9. Betula pubescens Ehrhart, Beitr. Naturk. 5: 160. 1790.
Betula alba var. pubescens (Ehrhart) Spach
Trees and shrubs ; trunks 1--many. Bark when young dark reddish brown, in maturity light reddish brown to tan or brownish or grayish white, smooth, rather close or readily exfoliating in paper-thin sheets; lenticels pale, horizontal, in maturity dark, horizontally expanded. Twigs without taste and odor of wintergreen, usually covered with short bristly hairs. Leaf blade ovate or rhombic-ovate, margins serrate, apex acute; surfaces abaxially sparsely pubescent to velutinous, especially along major veins and in vein axils, without prominent resinous glands. Fruiting catkins pendulous or subpendulous, cylindric, shattering with fruits in late fall; scales puberulent to glabrous, often ciliate, lobes diverging at middle. Samaras with wings equal to or somewhat broader than body, broadest near summit, extended beyond body apically.
Subspecies 3 (2 in the flora): Greenland; introduced elsewhere in North America; Iceland; Eurasia.

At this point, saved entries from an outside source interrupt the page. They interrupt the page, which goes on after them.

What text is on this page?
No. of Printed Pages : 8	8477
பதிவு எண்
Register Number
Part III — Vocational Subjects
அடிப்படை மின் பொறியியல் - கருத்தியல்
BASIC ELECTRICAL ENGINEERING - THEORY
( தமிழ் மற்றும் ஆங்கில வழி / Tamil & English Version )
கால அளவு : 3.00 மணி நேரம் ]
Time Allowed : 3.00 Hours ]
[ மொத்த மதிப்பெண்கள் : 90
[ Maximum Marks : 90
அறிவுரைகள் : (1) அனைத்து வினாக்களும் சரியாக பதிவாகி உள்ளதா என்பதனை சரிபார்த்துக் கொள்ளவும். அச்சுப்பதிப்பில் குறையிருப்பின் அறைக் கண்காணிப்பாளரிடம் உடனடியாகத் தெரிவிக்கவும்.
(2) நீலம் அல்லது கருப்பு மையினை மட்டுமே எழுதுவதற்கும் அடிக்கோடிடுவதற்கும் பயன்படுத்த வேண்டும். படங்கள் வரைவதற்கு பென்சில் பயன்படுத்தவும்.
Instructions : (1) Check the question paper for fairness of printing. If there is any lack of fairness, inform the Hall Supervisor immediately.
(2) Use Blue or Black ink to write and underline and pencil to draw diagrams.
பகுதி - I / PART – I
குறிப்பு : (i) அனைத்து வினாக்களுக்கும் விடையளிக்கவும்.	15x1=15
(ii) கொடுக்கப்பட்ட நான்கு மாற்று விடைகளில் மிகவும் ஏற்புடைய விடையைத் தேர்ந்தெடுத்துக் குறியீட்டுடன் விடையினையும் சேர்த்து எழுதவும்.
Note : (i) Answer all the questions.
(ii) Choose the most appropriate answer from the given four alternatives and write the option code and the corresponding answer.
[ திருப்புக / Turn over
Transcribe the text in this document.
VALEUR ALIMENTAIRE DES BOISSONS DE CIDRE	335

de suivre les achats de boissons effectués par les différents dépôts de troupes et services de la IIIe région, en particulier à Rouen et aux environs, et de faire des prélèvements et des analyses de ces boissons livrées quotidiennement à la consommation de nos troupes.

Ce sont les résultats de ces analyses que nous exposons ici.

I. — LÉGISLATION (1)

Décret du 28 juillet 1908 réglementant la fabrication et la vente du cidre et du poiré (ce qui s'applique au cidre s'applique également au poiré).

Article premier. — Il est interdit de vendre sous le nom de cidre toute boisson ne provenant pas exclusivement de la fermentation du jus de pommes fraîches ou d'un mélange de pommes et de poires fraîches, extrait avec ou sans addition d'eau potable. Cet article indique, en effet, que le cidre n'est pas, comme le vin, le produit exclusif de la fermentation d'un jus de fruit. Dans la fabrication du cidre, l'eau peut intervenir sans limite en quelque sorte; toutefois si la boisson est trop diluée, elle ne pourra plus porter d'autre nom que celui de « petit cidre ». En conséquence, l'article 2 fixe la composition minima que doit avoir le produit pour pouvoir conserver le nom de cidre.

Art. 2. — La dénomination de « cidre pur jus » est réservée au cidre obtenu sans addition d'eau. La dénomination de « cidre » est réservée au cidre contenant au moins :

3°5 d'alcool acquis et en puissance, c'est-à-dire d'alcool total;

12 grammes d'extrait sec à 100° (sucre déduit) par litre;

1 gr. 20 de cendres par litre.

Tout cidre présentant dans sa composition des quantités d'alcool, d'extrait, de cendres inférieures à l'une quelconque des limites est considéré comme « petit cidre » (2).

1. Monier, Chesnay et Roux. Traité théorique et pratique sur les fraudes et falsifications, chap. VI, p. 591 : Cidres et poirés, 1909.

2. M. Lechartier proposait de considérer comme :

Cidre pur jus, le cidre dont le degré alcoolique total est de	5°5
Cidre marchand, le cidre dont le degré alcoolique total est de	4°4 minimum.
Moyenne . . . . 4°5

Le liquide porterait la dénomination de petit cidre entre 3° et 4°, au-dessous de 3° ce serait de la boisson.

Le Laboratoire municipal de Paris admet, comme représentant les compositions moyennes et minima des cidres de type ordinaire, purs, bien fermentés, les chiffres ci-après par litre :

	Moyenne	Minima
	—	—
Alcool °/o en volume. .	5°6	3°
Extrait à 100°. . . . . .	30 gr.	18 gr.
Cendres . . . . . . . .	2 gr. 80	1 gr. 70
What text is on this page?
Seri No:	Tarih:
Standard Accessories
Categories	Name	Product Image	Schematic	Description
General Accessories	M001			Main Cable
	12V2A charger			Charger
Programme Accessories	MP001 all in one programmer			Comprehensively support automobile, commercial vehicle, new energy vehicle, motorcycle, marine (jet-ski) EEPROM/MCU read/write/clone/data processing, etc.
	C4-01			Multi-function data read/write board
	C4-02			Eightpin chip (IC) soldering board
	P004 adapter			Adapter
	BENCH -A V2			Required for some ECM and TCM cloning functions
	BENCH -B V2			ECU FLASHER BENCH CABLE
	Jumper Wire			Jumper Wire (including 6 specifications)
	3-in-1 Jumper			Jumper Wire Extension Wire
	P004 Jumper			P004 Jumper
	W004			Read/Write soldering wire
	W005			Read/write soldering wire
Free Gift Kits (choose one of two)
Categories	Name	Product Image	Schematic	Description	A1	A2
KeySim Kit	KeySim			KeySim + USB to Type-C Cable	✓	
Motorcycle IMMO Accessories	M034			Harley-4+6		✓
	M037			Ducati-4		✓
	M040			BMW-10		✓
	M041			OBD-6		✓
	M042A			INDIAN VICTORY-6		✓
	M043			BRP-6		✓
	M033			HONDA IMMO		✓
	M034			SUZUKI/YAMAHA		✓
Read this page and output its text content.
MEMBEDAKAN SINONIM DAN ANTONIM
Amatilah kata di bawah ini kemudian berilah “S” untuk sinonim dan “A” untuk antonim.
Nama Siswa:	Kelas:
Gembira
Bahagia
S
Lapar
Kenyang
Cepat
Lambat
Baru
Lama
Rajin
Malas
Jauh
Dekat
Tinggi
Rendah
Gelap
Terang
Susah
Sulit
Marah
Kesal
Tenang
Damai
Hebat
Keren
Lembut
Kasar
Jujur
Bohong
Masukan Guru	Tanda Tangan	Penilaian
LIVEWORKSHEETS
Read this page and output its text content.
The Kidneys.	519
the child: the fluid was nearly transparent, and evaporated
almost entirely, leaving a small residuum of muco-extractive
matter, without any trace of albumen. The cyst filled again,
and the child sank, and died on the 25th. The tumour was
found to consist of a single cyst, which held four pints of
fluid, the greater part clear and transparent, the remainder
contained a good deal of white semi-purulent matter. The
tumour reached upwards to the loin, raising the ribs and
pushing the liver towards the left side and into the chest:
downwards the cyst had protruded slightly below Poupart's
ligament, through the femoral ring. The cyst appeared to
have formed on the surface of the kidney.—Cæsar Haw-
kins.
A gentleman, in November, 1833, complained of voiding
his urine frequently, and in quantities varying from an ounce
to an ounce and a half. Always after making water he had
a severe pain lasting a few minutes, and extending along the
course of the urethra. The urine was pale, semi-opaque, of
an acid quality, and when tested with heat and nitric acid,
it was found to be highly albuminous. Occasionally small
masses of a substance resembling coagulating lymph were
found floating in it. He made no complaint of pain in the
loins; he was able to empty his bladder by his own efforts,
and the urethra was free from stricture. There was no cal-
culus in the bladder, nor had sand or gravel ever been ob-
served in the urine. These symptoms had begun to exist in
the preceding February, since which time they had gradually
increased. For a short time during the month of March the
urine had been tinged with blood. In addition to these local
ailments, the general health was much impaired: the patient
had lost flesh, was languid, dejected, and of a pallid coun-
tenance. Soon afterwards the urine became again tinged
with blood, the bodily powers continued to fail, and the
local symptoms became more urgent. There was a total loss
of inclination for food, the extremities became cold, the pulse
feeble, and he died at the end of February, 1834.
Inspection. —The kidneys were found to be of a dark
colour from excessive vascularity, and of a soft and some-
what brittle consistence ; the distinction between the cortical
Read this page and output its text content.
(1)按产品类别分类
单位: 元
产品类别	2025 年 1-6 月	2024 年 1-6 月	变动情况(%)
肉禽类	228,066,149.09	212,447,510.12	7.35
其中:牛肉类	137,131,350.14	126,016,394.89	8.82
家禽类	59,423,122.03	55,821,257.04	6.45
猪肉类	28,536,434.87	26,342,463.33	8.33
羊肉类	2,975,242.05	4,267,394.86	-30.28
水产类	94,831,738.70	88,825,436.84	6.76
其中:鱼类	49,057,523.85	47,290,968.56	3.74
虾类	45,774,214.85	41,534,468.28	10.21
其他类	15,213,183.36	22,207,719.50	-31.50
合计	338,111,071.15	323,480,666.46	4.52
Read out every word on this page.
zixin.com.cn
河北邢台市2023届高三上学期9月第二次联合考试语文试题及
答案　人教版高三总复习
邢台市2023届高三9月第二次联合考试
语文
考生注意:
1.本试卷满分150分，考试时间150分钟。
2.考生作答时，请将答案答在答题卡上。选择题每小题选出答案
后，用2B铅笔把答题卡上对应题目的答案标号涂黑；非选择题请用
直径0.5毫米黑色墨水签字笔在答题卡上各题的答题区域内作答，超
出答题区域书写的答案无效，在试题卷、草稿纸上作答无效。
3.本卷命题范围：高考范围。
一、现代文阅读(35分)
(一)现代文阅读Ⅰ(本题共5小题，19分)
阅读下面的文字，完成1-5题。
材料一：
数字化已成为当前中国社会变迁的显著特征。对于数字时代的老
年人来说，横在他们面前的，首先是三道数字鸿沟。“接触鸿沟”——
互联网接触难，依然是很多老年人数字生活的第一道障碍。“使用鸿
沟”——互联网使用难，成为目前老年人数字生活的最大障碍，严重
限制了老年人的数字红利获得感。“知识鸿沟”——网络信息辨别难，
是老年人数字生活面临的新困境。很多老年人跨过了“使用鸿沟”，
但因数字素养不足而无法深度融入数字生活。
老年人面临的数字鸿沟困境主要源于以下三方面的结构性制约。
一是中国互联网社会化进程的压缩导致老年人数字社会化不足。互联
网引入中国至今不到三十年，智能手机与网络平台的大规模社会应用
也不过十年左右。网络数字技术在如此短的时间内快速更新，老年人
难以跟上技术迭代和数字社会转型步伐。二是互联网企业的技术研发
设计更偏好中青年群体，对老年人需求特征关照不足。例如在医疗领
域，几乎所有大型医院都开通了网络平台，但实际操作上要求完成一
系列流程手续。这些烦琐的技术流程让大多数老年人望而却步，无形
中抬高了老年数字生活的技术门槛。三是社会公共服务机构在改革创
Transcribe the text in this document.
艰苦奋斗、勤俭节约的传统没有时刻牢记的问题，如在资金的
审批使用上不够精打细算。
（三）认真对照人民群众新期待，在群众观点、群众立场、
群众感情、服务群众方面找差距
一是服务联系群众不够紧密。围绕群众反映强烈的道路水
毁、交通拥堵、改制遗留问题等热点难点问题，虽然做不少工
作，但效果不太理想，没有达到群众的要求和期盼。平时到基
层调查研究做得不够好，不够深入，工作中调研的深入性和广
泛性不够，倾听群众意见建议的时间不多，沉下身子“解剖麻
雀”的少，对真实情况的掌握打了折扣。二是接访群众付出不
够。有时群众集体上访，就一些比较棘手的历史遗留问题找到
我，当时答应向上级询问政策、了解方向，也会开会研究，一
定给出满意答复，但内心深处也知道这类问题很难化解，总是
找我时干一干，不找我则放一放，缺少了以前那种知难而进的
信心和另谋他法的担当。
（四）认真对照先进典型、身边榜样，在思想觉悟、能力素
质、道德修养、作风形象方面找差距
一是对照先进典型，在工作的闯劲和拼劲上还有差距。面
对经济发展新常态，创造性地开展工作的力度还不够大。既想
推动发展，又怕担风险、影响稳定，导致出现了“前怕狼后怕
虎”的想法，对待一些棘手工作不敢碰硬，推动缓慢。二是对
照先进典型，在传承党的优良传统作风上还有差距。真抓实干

Betula pubescens was used medicinally by the Cree for chafed skin, and by the Ojibwa as a seasoner in medicines and a component in a maple syrup mixture used to relieve stomach cramps (D. E. Moerman 1986, as B . alba ).
Betula alba Linnaeus is a long-standing nomen ambiguum that had not been in use (until recently) because it included two taxa whose names had been widely adopted long ago. At this time a proposal to reject Betula alba is in press, and possibly a decision will be made before the end of the year (R. Brummitt, pers. comm.; Fred Barrie, pers. comm.)